M. Paris[6], rue neuve Saint Paul.

[6] Il avoit succédé à son père, l’un des députés de la Chambre des comptes aux conférences de Rueil, pendant la Fronde (Gazette de France, 6 mars 1649).

M. Rezé[7], rue des Bourdonnois.

[7] De la même famille que le président des requêtes Bernard de Rezé, que nous avons vu plus haut.

M. Rossignol[8], près les Filles Saint Thomas.

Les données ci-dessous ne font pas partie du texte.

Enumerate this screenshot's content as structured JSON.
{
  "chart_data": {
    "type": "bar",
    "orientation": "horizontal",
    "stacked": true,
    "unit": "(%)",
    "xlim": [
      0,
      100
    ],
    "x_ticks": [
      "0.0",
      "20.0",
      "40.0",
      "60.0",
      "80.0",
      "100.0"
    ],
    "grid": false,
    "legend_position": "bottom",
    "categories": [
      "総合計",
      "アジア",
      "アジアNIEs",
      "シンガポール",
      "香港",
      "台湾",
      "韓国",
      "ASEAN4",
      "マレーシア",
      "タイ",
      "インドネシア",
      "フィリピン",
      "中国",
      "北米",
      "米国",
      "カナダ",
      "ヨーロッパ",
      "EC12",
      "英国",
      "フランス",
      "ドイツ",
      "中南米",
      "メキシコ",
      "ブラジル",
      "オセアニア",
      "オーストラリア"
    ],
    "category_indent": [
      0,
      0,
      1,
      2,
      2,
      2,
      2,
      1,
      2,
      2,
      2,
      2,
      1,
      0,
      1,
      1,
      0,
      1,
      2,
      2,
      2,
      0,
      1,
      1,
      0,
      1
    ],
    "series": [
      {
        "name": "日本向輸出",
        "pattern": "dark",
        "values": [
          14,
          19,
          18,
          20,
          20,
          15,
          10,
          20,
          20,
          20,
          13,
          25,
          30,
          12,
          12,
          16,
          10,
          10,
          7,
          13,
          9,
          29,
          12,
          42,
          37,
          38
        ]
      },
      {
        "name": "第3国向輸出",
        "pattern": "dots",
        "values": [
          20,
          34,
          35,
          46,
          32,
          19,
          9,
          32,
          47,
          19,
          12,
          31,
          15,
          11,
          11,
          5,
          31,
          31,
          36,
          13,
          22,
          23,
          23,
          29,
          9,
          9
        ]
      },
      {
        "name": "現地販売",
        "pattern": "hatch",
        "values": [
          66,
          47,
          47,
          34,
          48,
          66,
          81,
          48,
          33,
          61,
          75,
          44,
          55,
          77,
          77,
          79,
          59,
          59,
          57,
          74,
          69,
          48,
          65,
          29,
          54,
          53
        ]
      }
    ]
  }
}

[8] Il avoit eu sa charge, en octobre 1688, par l’influence de Louvois, à la mort de M. Dupré. Il étoit fils de Rossignol, qui avoit été si utile à Richelieu, puis à Mazarin, par sa facilité à déchiffrer les écritures secrètes. (Historiettes de Tallemant, édit. P. Paris, t. II, p. 33-34.) Son fils avoit hérité de son savoir. « C’étoit, dit Dangeau (14 octobre 1705), à l’époque de sa mort, le plus grand déchiffreur de l’Europe. » Peut-être M. Paulin Paris a-t-il raison, lorsque parlant du père, qui avoit eu si bien le premier la clé de toutes les écritures cachées, il dit : « Je croirois assez que de cet habile homme vient le nom de rossignols, donnés aux clés passe-partout. » Notes sur Tallemant, t. II, p. 94.

M. le Vassan[9], rue neuve Sainte Geneviève.